Alton Brown couldn’t get dates.
It was the 1980s; he was a dirt-poor college kid.
And so — even though guys didn’t cook a lot then — he turned to the kitchen and invited girls for dinner, Brown told a Penn State audience Wednesday night.
He looked up French recipes. He scoured Bon Appetite magazine. He soon found a recipe that included ingredients useful not only for dinner, but also for breakfast. (Cue the audience: ‘Oooooooooh.’)
‘I counted recipes like other guys counted bases,’ Brown said. ‘All I really wanted was to get to third,’ en route to a breakfast-recipe ‘home run.’
The audience — just more than 2,000 people in Eisenhower Auditorium — roared with approval.
Brown, a best-selling author, magazine writer and Peabody-winning Food Network personality, appeared at Penn State as part of the annual Distinguished Speaker Series. He spoke for about 50 minutes before opening the floor to a 25-minute question-and-answer session. (To open a photo gallery from his University Park visit, click on the large image above.)
From his opening one-liners — ‘So it’s raining, and there’s nothing to do in this town’ — to the very end, the whole event was quintessential Brown: edgy, spontaneous and semi-risque, with two parts humor and one part practical advice. (Make no mistake, he said: College students should learn to cook.)
He offered some light insight into his upcoming projects — including, he said, a book about how to cook in college. On that front, Brown offered more than a half-dozen tips for ‘college culinarians.’
Among the tips: Crash art-gallery openings and pot-luck dinners, eat at retirement homes, snag unwanted room-service food and go Dumpster-diving for gourmet leftovers.
But do not — DO NOT — embrace Ramen-noodle-eating culture, Brown warned.
The trouble with Ramen, he deadpanned, is that it’s made partly with baby panda. (He flashed a huge photo of a wide-eyed panda on a projection screen.)
Some of Brown’s other wisdom:
- ‘I don’t believe in college students’ having microwaves,’ he said. Inevitably, he added, college guys will try to microwave stuff that’s not supposed to be microwaved — like raw, intact eggs and Marshmallow Peeps.
- A super-cooled solution in a blender can offer a speedy method for cooling a can of room-temperature beer. Brown demonstrated this skillfully. An audience member who presented Brown with identification was allowed to chug the cooled brew.

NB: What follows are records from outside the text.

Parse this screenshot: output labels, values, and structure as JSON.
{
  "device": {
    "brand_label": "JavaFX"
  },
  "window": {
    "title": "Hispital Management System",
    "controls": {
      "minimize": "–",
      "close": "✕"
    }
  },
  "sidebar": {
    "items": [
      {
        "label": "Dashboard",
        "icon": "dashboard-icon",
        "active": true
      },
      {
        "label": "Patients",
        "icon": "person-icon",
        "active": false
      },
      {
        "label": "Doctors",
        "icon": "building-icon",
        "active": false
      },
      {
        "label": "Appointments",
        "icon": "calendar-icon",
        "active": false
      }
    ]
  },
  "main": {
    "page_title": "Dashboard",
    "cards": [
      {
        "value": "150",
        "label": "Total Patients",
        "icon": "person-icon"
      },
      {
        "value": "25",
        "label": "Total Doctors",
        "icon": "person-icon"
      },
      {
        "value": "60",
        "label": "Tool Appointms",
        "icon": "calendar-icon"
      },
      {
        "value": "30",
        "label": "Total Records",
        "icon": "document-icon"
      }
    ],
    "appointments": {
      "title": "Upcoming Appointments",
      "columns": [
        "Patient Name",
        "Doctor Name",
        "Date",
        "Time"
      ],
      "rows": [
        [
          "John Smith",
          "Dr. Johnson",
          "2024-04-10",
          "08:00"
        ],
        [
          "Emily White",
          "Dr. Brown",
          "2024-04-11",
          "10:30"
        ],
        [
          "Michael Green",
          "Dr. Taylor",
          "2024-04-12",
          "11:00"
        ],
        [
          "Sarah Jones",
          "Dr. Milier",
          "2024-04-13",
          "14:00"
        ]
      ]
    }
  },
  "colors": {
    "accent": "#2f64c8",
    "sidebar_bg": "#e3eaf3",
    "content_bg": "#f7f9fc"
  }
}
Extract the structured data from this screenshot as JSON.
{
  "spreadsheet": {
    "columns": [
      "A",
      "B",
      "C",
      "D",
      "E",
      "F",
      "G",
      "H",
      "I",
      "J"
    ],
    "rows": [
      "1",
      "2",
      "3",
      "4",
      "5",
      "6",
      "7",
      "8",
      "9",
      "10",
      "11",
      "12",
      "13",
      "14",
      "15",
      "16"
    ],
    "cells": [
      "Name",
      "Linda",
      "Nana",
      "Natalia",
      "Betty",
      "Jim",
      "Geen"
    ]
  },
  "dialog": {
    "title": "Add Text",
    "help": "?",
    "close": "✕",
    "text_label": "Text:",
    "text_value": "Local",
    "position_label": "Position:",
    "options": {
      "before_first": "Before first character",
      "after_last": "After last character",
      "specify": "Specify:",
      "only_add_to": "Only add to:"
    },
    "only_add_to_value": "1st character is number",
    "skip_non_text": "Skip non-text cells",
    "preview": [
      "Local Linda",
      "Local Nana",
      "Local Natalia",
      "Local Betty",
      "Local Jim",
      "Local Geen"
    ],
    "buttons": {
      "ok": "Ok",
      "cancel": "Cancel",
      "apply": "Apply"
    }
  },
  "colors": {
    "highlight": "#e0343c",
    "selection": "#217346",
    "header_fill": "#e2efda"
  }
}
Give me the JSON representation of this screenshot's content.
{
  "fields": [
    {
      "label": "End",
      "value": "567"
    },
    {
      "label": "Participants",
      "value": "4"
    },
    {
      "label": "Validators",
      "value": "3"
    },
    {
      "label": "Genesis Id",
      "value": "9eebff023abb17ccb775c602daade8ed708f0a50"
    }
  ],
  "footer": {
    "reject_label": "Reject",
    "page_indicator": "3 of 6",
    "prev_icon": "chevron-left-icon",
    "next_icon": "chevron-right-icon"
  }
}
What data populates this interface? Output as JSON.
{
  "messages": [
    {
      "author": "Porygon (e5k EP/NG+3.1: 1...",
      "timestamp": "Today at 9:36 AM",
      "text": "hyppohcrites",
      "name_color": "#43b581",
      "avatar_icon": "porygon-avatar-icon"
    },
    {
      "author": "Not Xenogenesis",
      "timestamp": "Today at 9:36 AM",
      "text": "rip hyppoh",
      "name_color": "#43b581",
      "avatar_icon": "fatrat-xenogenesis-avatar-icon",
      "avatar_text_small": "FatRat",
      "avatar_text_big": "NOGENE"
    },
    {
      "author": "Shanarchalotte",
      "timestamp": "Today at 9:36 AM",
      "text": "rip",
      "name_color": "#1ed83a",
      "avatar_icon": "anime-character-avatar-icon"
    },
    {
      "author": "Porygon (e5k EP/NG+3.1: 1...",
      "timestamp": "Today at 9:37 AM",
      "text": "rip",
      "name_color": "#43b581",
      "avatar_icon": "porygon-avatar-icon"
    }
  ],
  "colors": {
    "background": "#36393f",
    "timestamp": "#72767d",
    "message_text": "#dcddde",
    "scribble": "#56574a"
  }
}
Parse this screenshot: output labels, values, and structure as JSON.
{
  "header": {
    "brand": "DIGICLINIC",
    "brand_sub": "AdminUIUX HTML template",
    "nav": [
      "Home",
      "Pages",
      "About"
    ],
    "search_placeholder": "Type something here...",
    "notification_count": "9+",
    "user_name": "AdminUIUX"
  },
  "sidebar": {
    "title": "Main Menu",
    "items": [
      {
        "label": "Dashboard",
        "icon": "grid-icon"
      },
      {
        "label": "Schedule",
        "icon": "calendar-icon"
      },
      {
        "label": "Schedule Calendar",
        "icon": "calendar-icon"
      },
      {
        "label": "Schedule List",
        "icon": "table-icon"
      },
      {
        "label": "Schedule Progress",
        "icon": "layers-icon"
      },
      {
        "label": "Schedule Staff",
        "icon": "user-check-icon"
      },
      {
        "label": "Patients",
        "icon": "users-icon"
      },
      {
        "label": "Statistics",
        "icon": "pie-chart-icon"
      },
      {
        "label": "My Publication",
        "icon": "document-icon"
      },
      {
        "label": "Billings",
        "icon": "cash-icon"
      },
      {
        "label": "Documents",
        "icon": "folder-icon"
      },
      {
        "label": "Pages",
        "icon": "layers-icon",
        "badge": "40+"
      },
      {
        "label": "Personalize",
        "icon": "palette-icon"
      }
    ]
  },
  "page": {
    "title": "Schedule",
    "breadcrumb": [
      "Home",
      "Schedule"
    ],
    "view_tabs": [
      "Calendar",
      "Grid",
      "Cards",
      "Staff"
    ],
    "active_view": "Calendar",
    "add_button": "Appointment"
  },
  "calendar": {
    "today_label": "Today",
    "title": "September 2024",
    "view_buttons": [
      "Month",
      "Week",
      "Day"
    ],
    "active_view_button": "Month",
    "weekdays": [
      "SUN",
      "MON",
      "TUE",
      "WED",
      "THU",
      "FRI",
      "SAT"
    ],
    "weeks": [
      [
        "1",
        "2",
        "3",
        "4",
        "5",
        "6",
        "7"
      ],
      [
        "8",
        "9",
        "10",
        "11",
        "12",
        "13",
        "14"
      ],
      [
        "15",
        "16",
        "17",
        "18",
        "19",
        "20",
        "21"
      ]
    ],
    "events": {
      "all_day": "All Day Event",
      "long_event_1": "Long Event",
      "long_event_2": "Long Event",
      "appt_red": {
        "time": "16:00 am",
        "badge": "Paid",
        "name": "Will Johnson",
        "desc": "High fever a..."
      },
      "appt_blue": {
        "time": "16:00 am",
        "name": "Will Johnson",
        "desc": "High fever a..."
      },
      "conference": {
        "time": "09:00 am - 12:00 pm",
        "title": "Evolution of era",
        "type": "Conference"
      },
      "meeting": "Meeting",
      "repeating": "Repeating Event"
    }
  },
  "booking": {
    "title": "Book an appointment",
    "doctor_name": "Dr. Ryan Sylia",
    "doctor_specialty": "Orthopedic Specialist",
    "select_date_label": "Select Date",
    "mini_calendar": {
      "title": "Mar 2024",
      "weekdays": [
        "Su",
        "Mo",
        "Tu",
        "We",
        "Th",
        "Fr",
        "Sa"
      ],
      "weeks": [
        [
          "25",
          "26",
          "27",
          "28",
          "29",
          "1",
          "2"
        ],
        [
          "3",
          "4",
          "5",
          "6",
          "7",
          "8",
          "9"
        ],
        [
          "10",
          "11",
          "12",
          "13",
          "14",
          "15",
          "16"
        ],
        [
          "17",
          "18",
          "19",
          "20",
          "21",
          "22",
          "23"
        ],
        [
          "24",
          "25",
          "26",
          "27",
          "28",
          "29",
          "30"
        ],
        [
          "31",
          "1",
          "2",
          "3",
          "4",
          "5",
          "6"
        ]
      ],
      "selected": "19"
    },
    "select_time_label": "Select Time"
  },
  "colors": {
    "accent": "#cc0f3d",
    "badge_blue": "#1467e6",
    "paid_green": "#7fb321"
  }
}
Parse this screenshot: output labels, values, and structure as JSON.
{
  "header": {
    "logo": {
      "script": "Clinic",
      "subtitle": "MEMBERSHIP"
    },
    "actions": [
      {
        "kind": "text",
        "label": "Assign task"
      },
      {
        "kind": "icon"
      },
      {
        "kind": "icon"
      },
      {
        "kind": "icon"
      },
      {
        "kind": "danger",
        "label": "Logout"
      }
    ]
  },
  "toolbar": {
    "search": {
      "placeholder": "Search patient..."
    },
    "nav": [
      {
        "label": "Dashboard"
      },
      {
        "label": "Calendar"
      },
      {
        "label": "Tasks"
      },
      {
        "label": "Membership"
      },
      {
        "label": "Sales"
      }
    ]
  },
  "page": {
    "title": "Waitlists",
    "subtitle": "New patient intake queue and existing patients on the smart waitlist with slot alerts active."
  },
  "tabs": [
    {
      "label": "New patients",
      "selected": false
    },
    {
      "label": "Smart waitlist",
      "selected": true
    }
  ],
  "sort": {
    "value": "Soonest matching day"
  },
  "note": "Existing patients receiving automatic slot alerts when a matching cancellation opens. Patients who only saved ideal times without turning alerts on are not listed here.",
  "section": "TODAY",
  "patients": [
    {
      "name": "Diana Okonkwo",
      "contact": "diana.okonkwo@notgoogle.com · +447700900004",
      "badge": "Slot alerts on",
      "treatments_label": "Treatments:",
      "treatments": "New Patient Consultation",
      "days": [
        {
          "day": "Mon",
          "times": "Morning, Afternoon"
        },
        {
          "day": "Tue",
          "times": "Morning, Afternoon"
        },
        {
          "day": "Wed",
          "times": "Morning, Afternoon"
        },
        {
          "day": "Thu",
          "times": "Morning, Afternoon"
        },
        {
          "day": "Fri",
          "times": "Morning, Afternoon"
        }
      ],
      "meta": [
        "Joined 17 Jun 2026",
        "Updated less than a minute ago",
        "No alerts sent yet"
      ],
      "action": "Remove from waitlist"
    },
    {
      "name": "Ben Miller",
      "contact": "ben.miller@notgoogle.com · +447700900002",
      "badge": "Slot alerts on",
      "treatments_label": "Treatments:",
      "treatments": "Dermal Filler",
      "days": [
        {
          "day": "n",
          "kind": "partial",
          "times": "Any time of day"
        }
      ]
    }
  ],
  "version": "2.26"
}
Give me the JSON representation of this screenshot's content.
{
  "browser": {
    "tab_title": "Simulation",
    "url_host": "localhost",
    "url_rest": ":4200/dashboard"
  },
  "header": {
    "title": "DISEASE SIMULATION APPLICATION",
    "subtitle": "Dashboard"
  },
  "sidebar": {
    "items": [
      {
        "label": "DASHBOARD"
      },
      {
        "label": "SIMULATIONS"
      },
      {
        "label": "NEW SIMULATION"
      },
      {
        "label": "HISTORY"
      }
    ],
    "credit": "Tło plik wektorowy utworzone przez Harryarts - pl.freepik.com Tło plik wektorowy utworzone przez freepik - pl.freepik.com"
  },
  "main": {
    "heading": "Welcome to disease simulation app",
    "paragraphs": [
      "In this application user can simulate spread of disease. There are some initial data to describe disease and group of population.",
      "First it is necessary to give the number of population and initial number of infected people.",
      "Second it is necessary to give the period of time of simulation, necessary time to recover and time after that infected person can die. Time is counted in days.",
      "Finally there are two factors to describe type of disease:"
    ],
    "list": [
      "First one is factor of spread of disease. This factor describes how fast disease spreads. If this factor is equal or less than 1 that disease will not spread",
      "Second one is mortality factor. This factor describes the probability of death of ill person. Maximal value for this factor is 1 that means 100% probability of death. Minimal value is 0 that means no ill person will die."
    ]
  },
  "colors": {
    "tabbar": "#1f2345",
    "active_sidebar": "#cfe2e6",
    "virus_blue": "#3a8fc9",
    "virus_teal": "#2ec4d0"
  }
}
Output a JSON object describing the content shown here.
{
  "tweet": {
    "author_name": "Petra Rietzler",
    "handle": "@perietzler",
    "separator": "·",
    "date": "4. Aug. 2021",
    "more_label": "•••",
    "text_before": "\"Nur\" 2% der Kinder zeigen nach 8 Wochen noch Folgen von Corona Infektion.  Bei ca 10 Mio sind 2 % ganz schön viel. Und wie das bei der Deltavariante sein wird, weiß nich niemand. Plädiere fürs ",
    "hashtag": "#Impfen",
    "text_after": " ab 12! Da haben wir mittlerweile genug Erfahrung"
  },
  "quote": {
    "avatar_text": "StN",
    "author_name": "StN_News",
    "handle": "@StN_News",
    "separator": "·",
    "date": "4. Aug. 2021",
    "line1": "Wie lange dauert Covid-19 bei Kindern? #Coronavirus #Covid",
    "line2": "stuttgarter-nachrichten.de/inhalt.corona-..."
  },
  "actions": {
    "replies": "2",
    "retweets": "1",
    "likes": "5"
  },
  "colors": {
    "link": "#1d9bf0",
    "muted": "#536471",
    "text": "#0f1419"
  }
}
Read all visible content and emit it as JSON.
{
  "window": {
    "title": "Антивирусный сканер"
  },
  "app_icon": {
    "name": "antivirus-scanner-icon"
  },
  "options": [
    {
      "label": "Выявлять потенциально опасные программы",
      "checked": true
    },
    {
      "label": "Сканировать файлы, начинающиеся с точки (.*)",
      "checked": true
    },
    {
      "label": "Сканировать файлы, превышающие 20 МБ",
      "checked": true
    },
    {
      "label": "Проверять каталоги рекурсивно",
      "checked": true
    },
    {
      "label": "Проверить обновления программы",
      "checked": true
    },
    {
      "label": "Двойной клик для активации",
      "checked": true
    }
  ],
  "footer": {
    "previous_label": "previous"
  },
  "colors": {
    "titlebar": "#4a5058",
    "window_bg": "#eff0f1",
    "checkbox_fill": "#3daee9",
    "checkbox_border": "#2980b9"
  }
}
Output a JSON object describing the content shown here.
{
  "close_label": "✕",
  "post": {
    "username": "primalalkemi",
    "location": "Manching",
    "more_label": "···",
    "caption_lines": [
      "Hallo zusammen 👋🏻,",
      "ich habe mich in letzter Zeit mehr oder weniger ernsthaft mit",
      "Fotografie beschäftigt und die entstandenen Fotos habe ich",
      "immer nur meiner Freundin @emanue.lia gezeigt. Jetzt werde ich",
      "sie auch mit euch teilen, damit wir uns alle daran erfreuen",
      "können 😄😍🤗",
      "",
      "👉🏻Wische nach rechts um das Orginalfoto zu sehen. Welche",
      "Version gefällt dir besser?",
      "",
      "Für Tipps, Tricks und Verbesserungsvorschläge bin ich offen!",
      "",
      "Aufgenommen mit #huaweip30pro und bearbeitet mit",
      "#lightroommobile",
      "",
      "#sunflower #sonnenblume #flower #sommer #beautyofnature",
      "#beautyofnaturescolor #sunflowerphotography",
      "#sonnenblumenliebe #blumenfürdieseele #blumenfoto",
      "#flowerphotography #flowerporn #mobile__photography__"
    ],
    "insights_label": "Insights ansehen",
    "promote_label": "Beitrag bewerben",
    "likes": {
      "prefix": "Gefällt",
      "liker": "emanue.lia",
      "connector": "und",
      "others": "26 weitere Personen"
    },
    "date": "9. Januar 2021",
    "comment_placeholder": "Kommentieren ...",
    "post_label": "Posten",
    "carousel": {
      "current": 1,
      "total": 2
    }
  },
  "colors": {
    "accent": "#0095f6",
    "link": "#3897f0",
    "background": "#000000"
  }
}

- Diet sodas are ‘bad; they’re evil,’ Brown said. In adjusting his own diet to drop 50 pounds, he said, he decided he’ll never drink diet soda again. He’s also cut way back on his meat and milk consumption, he said.
In a press conference before his talk, Brown said he was in State College for less than a day. (He had a Thursday-morning television appearance with Regis Philbin and Kelly Ripa scheduled in New York.)
But he didn’t leave before having a State College meal: a cod dinner at the Nittany Lion Inn, with a sauce so hot that it numbed his tongue, he told reporters.
Asked if he could explain the U.S.’ unyielding fascination with cuisine, Brown said food is a unifying element in a society otherwise fragmented by politics, religion and other forces.
‘We all need to eat,’ he said. ‘ … We still need to have something that’s the same for all of us in this room.’
He soon added: ‘The real power that food has is the power to bring people together.’